I poveri di Little Italy erano diversi da quelli che conosceva Ciro. Sulla montagna indossavano vestiti di tessuti resistenti. Il loro velluto era la lana cotta; bottoni e rifiniture erano un lusso riservato agli indumenti che si usavano nei giorni di festa, ai matrimoni e ai funerali. Gli italiani di New York, utilizzavano le stesse stoffe, ma con l’aggiunta di cappelli sbarazzini, fibbie dorate e bottoni luccicanti (…)
A Little Italy, ognuno si comportava come se avesse diritto a un trattamento migliore. Ciro era entrato nel circo; lo spettacolo era italiano, ma il tendone americano.

E mentre Ciro si fa largo in questa nuova esistenza, Enza, sulle montagne, sta decidendo di intraprendere, incosapevolmente, lo stesso viaggio. Per le ingenti difficoltà economiche della famiglia,  sceglie di inseguire il sogno americano, sicura che quel Paese, l’America, avrebbe potuto consentire un avvenire migliore a lei e ai suoi familiari soprattutto. E, infatti, tenendo duro, non arrendendosi alle angherie e ai problemi, Enza riuscirà a diventare una sarta affermata, lavorando al Metropolitan Opera House e arrivando a conoscere Enrico Caruso, star dell’epoca.
Ciro ed Enza si troveranno nella stessa città, senza saperlo, fino a quando, il destino, li farà incontrare di nuovo e nulla sarà più come prima. La narrazione scorre fitta, emanando una inguaribile nostalgia per il paese natio, speranza per un futuro incerto, ma tutto da costruire, difficoltà insormontabili e quotidiane, ingiustizie, giorni tristi, giorni felici,  sacrifici e duro lavoro. Le loro strade continueranno a correre parallelamente e quando sembra stiano per congiungersi, ecco che un nuovo ostacolo fa saltare ogni previsione di ricongiungimento. Non si perde per un istante il senso di appartenenza e l’indissolubile elemento delle radici, gioiamo dei successi dei protagonisti quando, dopo impegno, raggiungono un obiettivo. Continuiamo a sognare la concretizzazione di un amore quasi impossibile, ci vien voglia di dire ai protagonisti: “Forza, aprite il vostro cuore!”. Ma Ciro sembra voler sempre mancare alle promesse, Enza vive una nuova relazione, il tutto mentre si affaccia la Grande Guerra, e Ciro stesso si arruola per ottenere la cittadinanza americana. Quando tutto appare concluso, un nuovo inizio si affaccia al capitolo successivo, catturando il lettore in un vortice di colpi di scena, fino all’ultima pagina.

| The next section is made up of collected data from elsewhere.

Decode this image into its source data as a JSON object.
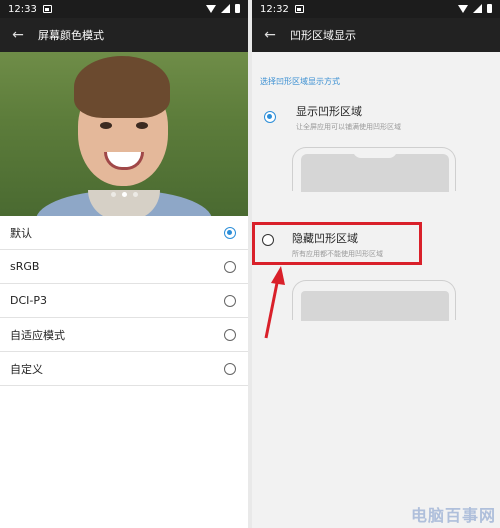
{
  "left": {
    "status": {
      "time": "12:33"
    },
    "appbar": {
      "back": "←",
      "title": "屏幕颜色模式"
    },
    "photo": {
      "slides": 3,
      "active_slide": 1
    },
    "options": [
      {
        "label": "默认",
        "checked": true
      },
      {
        "label": "sRGB",
        "checked": false
      },
      {
        "label": "DCI-P3",
        "checked": false
      },
      {
        "label": "自适应模式",
        "checked": false
      },
      {
        "label": "自定义",
        "checked": false
      }
    ]
  },
  "right": {
    "status": {
      "time": "12:32"
    },
    "appbar": {
      "back": "←",
      "title": "凹形区域显示"
    },
    "section_label": "选择凹形区域显示方式",
    "option_show": {
      "title": "显示凹形区域",
      "desc": "让全屏应用可以铺满使用凹形区域",
      "checked": true
    },
    "option_hide": {
      "title": "隐藏凹形区域",
      "desc": "所有应用都不能使用凹形区域",
      "checked": false
    }
  },
  "colors": {
    "accent": "#2c8ed8",
    "highlight": "#d9202a",
    "appbar": "#222222"
  },
  "watermark": "电脑百事网"
}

Proprio così, fino all’ultima pagina.

Senza ombra di dubbio è stata tra le letture più belle, coinvolgenti, emozionanti di quest’anno e lo consiglio vivamente. Ho apprezzato il fatto che la storia inizi con i protagonisti bambini, potendone seguire l’evoluzione e potendo scoprire con quale bagaglio interiore arrivino ad affrontare il domani e la vita in generale, una strada percorsa da insidie e colma di rinunce, ma anche da conquiste e sogni realizzati, di amicizie indispensabili e preziose, colpi di scena, sorprese inaspettate e in ultimo, ma non certo per importanza, una fedele, attenta e minuziosa ricostruzione storica. La descrizione impeccabile del contesto, dell’ambiente e degli ambienti, fanno da cornice ad una narrazione che fregia di merito, onore e menzione gli emigranti italiani costretti a partire insieme alla loro povertà dall’altra parte dell’oceano. Con una scrittura fluida, scorrevole e piacevole, una trama travolgente e che tiene incollati fino all’ultima pagina, non potete perdervi per nulla al mondo questa storia.

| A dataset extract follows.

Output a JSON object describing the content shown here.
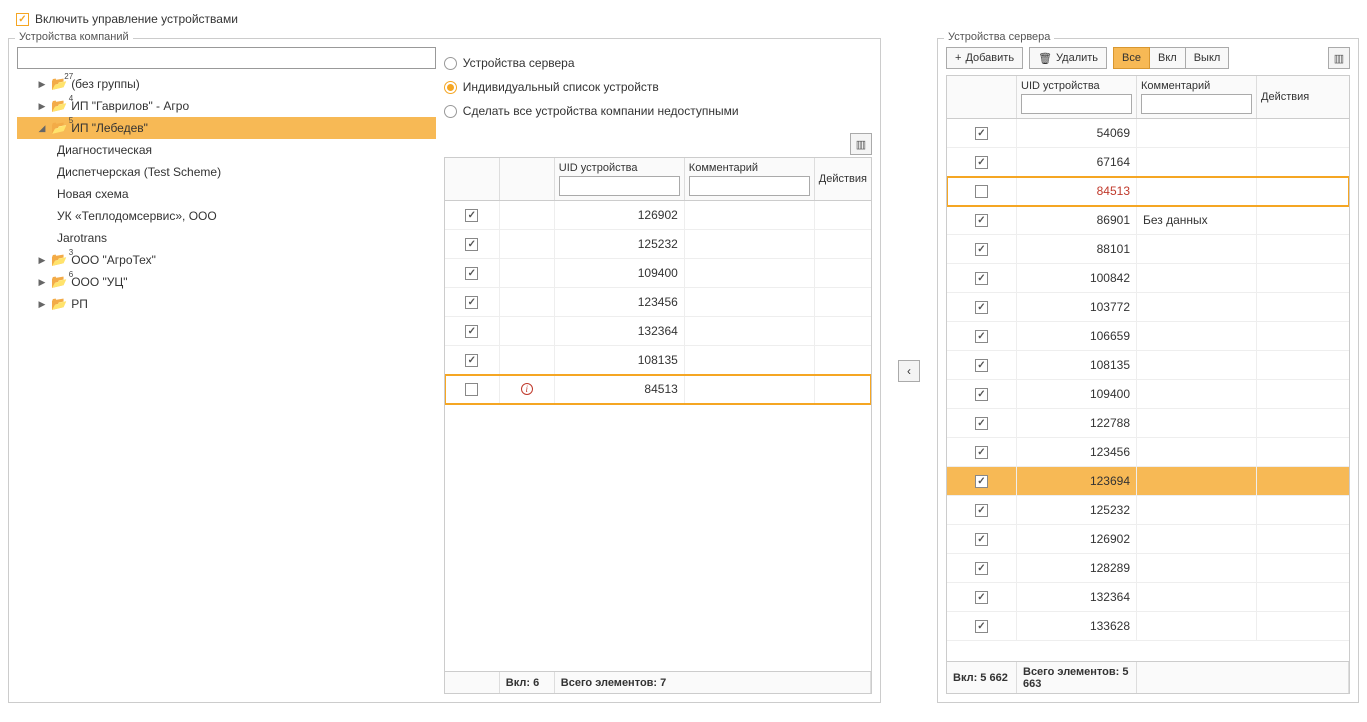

Quanto mi mancava una lettura così intensa! La porterò con me, per molto, molto tempo!


Ma, siamo sinceri, esiste davvero il caso? O è il destino a decidere il luogo, il tempo e l’opportunità?


ADRIANA TRIGIANI

Autrice, sceneggiatrice, regista e produttrice. Nata in Virginia da una famiglia di origini italiane, ha studiato Teatro al Saint Mary’s College di Notre Dame, in Indiana. Ha scritto opere teatrali e sceneggiature per il cinema. Ha anche diretto il film I segreti di Big Stone Gap, tratto da un suo romanzo, con Whoopi Goldberg e Ashley Judd. Ma sono stati i suoi romanzi tradotti in tutto il mondo, a darle un’enorme popolarità: La sposa italiana, in particolare, è stato un best seller del New York Times ed è stato definito da Usa Today il suo miglior romanzo. Forse anche perché direttamente ispirato alle vicende dei nonni dell’autrice, entrambi emigranti dall’Italia.